Book Title: Rules for 50/50 Chances
Author: Kate McGovern
Published Date: November 24th, 2015
Publisher: Macmillan Children’s Publishing Group
Genre: YA Contemporary
Book Link: Goodreads
Pre-Order Links: Amazon, Barnes & Noble, The Book Depository
Synopsis from Goodreads
A heartrending but ultimately uplifting debut novel about learning to accept life’s uncertainties; a perfect fit for the current trend in contemporary realistic novels that confront issues about life, death, and love.
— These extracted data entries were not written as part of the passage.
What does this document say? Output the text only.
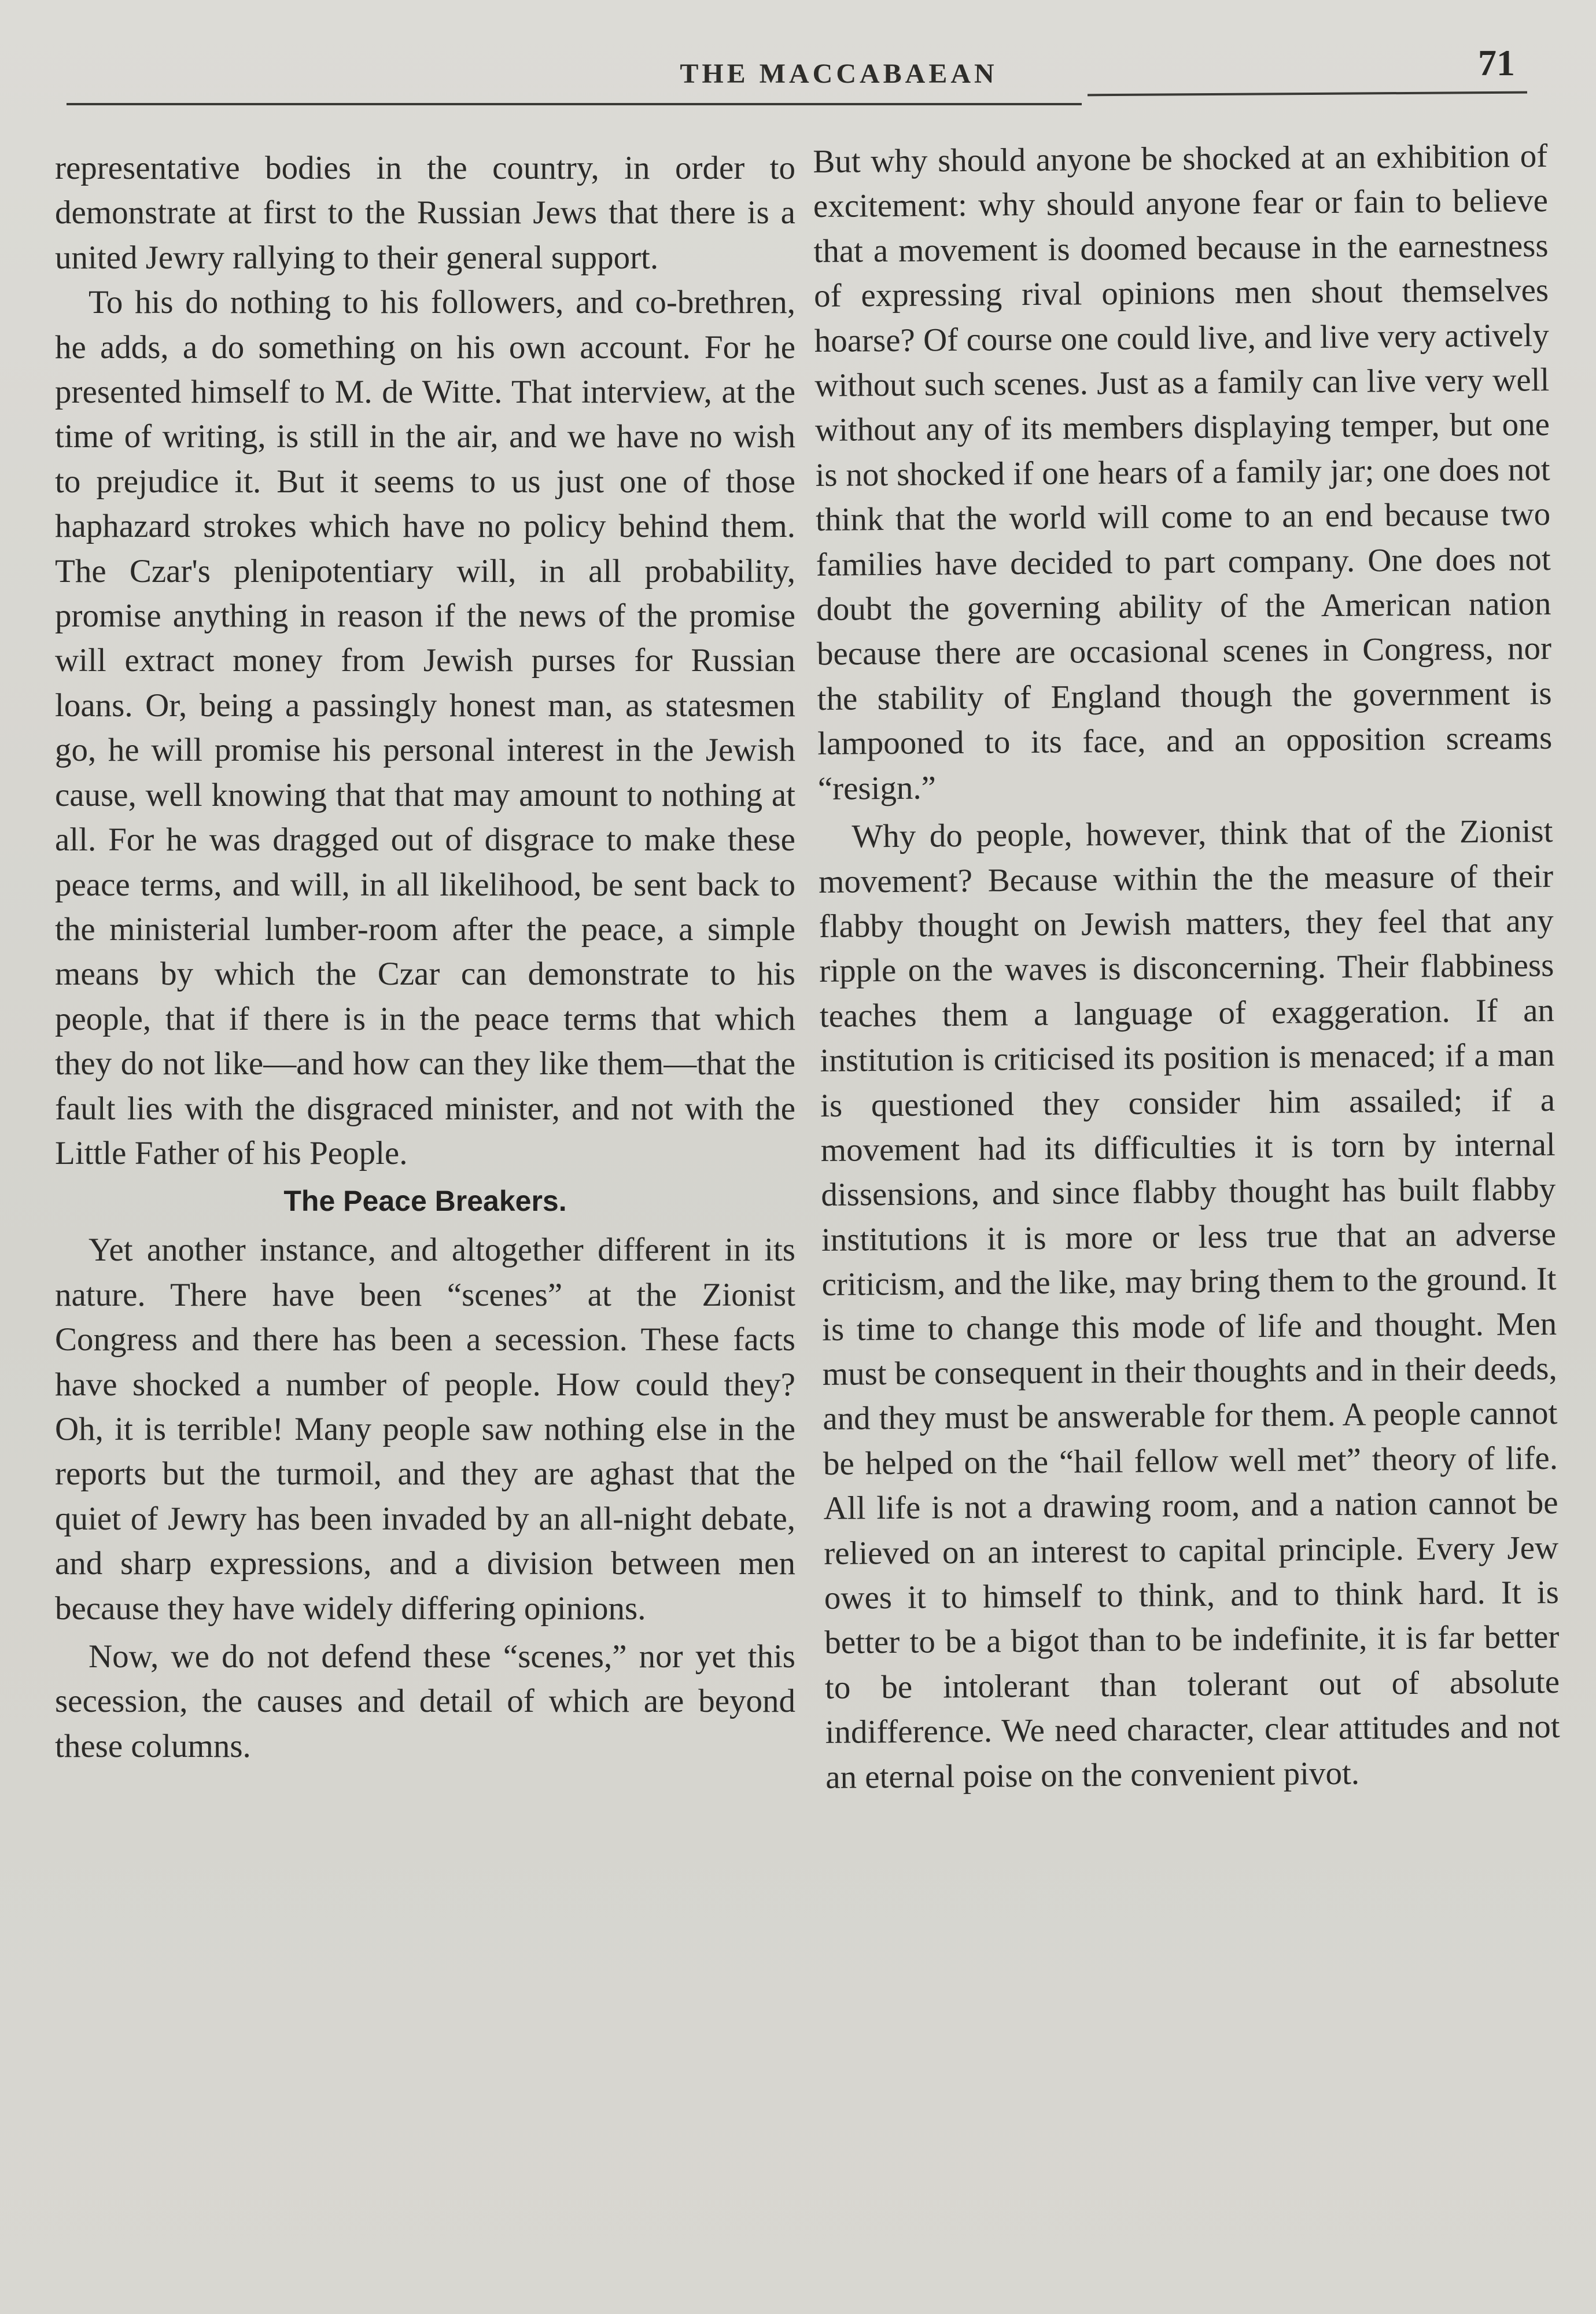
THE MACCABAEAN	71

representative bodies in the country, in order to demonstrate at first to the Russian Jews that there is a united Jewry rallying to their general support.

To his do nothing to his followers, and co-brethren, he adds, a do something on his own account. For he presented himself to M. de Witte. That interview, at the time of writing, is still in the air, and we have no wish to prejudice it. But it seems to us just one of those haphazard strokes which have no policy behind them. The Czar's plenipotentiary will, in all probability, promise anything in reason if the news of the promise will extract money from Jewish purses for Russian loans. Or, being a passingly honest man, as statesmen go, he will promise his personal interest in the Jewish cause, well knowing that that may amount to nothing at all. For he was dragged out of disgrace to make these peace terms, and will, in all likelihood, be sent back to the ministerial lumber-room after the peace, a simple means by which the Czar can demonstrate to his people, that if there is in the peace terms that which they do not like—and how can they like them—that the fault lies with the disgraced minister, and not with the Little Father of his People.

The Peace Breakers.

Yet another instance, and altogether different in its nature. There have been “scenes” at the Zionist Congress and there has been a secession. These facts have shocked a number of people. How could they? Oh, it is terrible! Many people saw nothing else in the reports but the turmoil, and they are aghast that the quiet of Jewry has been invaded by an all-night debate, and sharp expressions, and a division between men because they have widely differing opinions.

Now, we do not defend these “scenes,” nor yet this secession, the causes and detail of which are beyond these columns.

But why should anyone be shocked at an exhibition of excitement: why should anyone fear or fain to believe that a movement is doomed because in the earnestness of expressing rival opinions men shout themselves hoarse? Of course one could live, and live very actively without such scenes. Just as a family can live very well without any of its members displaying temper, but one is not shocked if one hears of a family jar; one does not think that the world will come to an end because two families have decided to part company. One does not doubt the governing ability of the American nation because there are occasional scenes in Congress, nor the stability of England though the government is lampooned to its face, and an opposition screams “resign.”

Why do people, however, think that of the Zionist movement? Because within the the measure of their flabby thought on Jewish matters, they feel that any ripple on the waves is disconcerning. Their flabbiness teaches them a language of exaggeration. If an institution is criticised its position is menaced; if a man is questioned they consider him assailed; if a movement had its difficulties it is torn by internal dissensions, and since flabby thought has built flabby institutions it is more or less true that an adverse criticism, and the like, may bring them to the ground. It is time to change this mode of life and thought. Men must be consequent in their thoughts and in their deeds, and they must be answerable for them. A people cannot be helped on the “hail fellow well met” theory of life. All life is not a drawing room, and a nation cannot be relieved on an interest to capital principle. Every Jew owes it to himself to think, and to think hard. It is better to be a bigot than to be indefinite, it is far better to be intolerant than tolerant out of absolute indifference. We need character, clear attitudes and not an eternal poise on the convenient pivot.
Seventeen-year-old Rose Levenson has a decision to make: Does she want to know how she’s going to die? Because when Rose turns eighteen, she can take the test that will tell her if she carries the genetic mutation for Huntington’s disease, the degenerative condition that is slowly killing her mother. With a fifty-fifty shot at inheriting her family’s genetic curse, Rose is skeptical about pursuing anything that presumes she’ll live to be a healthy adult—including going to ballet school and the possibility of falling in love. But when she meets a boy from a similarly flawed genetic pool, and gets an audition for a dance scholarship in California, Rose begins to question her carefully-laid rules.
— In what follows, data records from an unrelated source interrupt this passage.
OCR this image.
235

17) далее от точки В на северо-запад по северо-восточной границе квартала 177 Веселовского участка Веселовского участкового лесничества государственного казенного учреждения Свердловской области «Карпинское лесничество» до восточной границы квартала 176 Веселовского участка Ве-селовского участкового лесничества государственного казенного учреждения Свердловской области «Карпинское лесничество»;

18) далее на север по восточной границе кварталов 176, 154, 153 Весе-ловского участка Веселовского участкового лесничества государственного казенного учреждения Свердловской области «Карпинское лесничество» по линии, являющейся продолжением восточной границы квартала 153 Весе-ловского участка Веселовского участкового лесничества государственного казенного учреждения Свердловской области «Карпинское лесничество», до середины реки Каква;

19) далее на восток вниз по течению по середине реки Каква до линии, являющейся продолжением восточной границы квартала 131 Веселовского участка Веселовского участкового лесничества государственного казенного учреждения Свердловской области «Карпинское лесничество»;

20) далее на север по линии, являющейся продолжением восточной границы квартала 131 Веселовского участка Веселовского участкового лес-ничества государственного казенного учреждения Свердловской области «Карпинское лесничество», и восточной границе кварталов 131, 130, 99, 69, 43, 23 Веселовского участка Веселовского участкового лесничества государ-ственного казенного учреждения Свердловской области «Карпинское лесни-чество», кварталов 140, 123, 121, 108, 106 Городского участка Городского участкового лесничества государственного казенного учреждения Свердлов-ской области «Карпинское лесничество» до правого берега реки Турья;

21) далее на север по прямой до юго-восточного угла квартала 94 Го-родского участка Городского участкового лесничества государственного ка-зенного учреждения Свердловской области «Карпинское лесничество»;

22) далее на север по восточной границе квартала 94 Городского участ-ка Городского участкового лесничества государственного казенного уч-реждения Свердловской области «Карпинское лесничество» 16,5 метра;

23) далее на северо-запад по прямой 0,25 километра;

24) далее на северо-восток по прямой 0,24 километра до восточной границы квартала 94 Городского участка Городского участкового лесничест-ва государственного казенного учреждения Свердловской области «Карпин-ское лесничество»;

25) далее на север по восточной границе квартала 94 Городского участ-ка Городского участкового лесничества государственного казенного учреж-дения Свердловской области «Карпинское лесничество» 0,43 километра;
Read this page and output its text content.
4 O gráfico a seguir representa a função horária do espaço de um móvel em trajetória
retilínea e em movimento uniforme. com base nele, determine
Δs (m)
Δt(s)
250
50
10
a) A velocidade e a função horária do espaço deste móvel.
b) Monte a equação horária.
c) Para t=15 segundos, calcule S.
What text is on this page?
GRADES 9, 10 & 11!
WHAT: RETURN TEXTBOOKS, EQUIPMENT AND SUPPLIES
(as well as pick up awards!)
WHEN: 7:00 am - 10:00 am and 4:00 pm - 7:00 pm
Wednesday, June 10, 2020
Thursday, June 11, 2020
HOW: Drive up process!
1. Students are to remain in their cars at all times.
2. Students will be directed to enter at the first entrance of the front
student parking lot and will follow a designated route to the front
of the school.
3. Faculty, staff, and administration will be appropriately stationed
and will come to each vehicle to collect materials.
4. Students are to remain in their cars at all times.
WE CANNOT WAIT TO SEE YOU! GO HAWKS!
Disclaimer: I received this e-ARC from the publisher via NetGalley in exchange for my honest review.
This book was totally 100% up my alley. I love reading about and studying rare genetic diseases. Had my math abilities been good, I would have probably gone into genetics. That’s how fascinating I find this stuff. So when I first read the synopsis for this book I got really excited.
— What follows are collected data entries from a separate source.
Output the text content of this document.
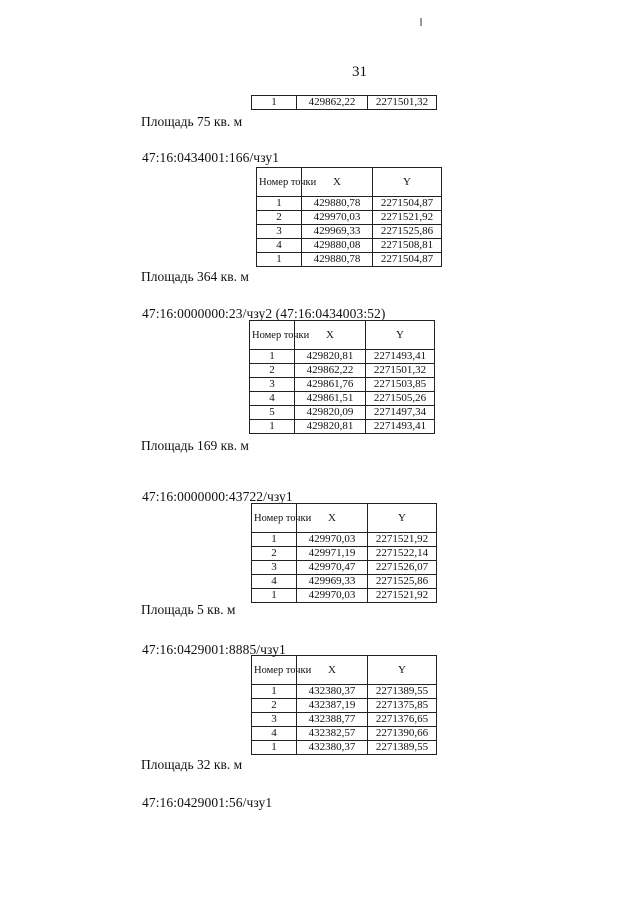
31
1	429862,22	2271501,32
Площадь 75 кв. м
47:16:0434001:166/чзу1
Номер точки	X	Y
1	429880,78	2271504,87
2	429970,03	2271521,92
3	429969,33	2271525,86
4	429880,08	2271508,81
1	429880,78	2271504,87
Площадь 364 кв. м
47:16:0000000:23/чзу2 (47:16:0434003:52)
Номер точки	X	Y
1	429820,81	2271493,41
2	429862,22	2271501,32
3	429861,76	2271503,85
4	429861,51	2271505,26
5	429820,09	2271497,34
1	429820,81	2271493,41
Площадь 169 кв. м
47:16:0000000:43722/чзу1
Номер точки	X	Y
1	429970,03	2271521,92
2	429971,19	2271522,14
3	429970,47	2271526,07
4	429969,33	2271525,86
1	429970,03	2271521,92
Площадь 5 кв. м
47:16:0429001:8885/чзу1
Номер точки	X	Y
1	432380,37	2271389,55
2	432387,19	2271375,85
3	432388,77	2271376,65
4	432382,57	2271390,66
1	432380,37	2271389,55
Площадь 32 кв. м
47:16:0429001:56/чзу1
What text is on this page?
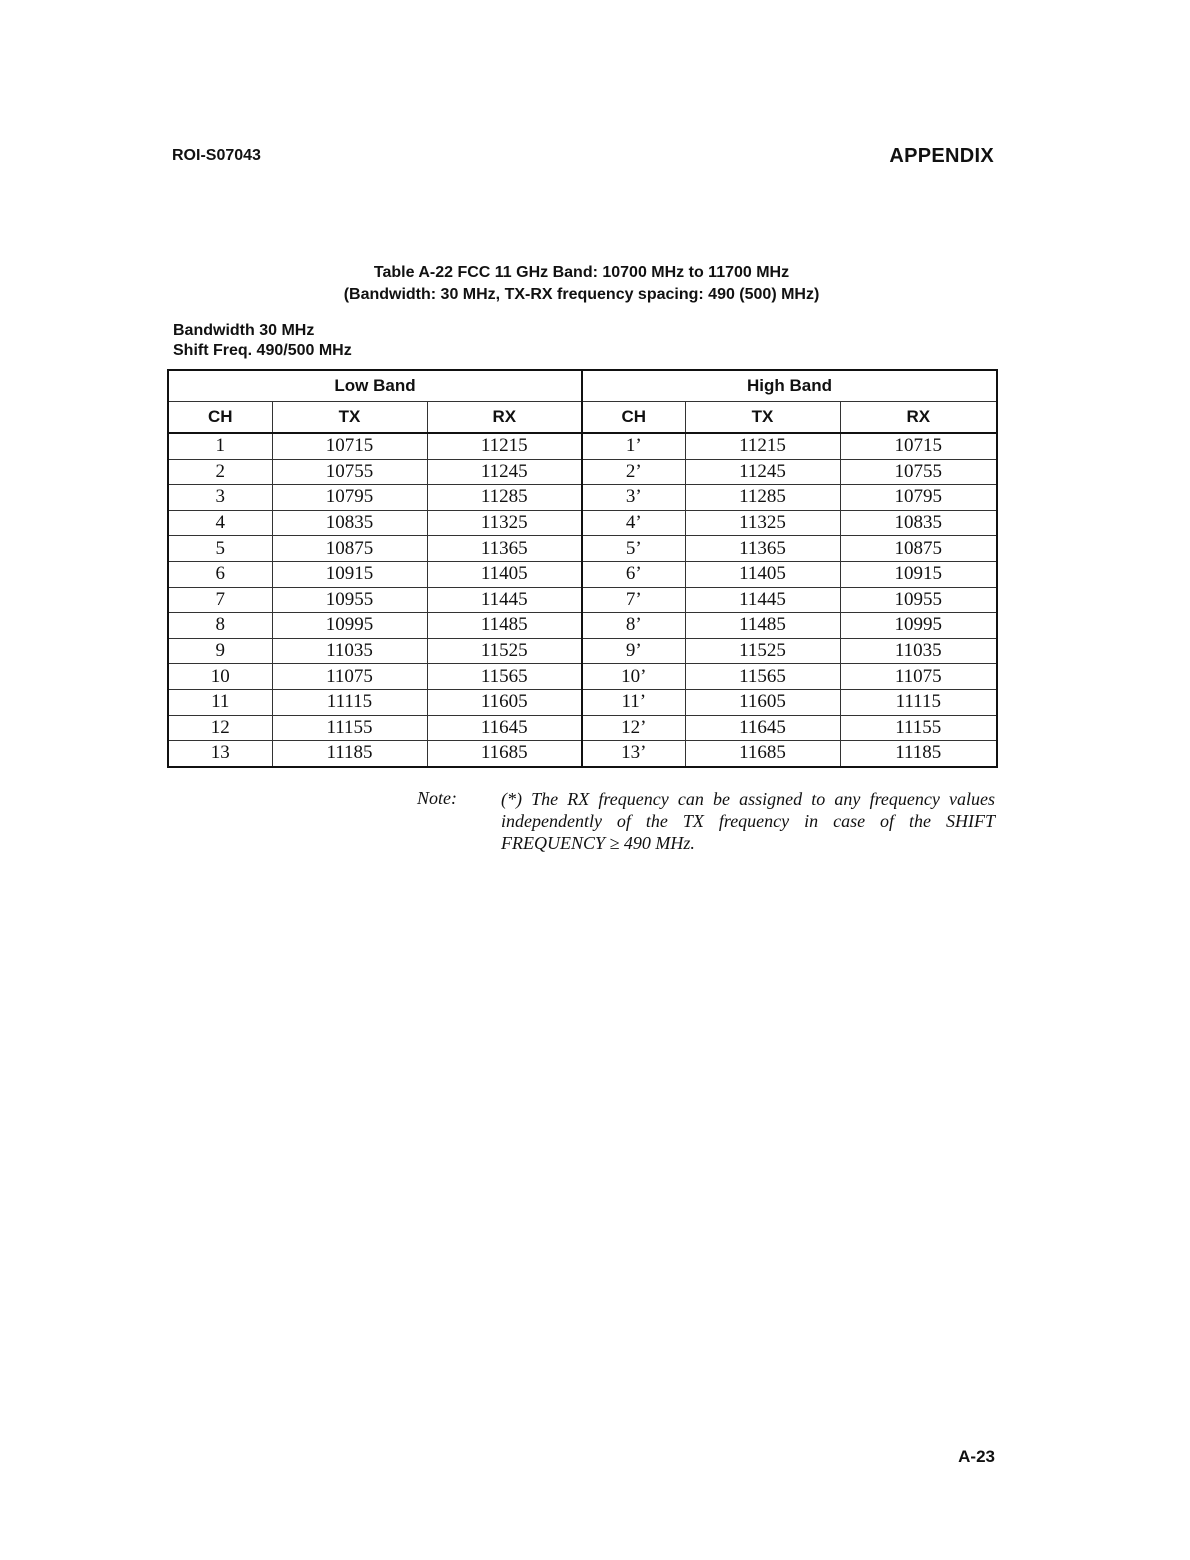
ROI-S07043	APPENDIX
Table A-22 FCC 11 GHz Band: 10700 MHz to 11700 MHz
(Bandwidth: 30 MHz, TX-RX frequency spacing: 490 (500) MHz)
Bandwidth 30 MHz
Shift Freq. 490/500 MHz
Low Band			High Band		
CH	TX	RX	CH	TX	RX
1	10715	11215	1’	11215	10715
2	10755	11245	2’	11245	10755
3	10795	11285	3’	11285	10795
4	10835	11325	4’	11325	10835
5	10875	11365	5’	11365	10875
6	10915	11405	6’	11405	10915
7	10955	11445	7’	11445	10955
8	10995	11485	8’	11485	10995
9	11035	11525	9’	11525	11035
10	11075	11565	10’	11565	11075
11	11115	11605	11’	11605	11115
12	11155	11645	12’	11645	11155
13	11185	11685	13’	11685	11185
Note: (*) The RX frequency can be assigned to any frequency values independently of the TX frequency in case of the SHIFT FREQUENCY ≥ 490 MHz.
A-23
I don’t know if I’m more excited about the diversity of this book or about the strong family presence. Can I pick both? Because I want to. Caleb, Rose’s love interest is African American, her best friend Lena is Asian. I loved that about this book. Her parents were still together despite her mom’s illness. That, right there, was amazing to see So often spouses ditch their ill partners because they don’t want to deal with what’s ahead.
Not to mention Rose’s grandma was in the picture. She was helping Rose’s father (her son) care for his wife. I have a close relationship with my own grandma so I loved how present Rose’s grandma was in her life.
I think the one real negative thing I’d have to say about this book was that I didn’t love the romance. Caleb bugged the hell out of me. I know he was constantly stressed out since his mom and two sisters all had Sickle Cell Disease, but sometimes he treated Rose like crap. Yes, she didn’t always treat him well either, but I think this was a case of two teenagers who had a lot of stuff on their plates. Stressful stuff that would have made most adults short tempered. The romance usually felt really forced to me and I was definitely disappointed by that.
And the ending was really anti-climatic for me. I was disappointed by the ending. I was hoping for a different ending. I felt like I didn’t get a whole lot of closure to the story. I wish I could say more about it, but I’m trying to avoid talking about spoilers. Overall, I really enjoyed this book and am glad I read it. I am giving it 4 stars.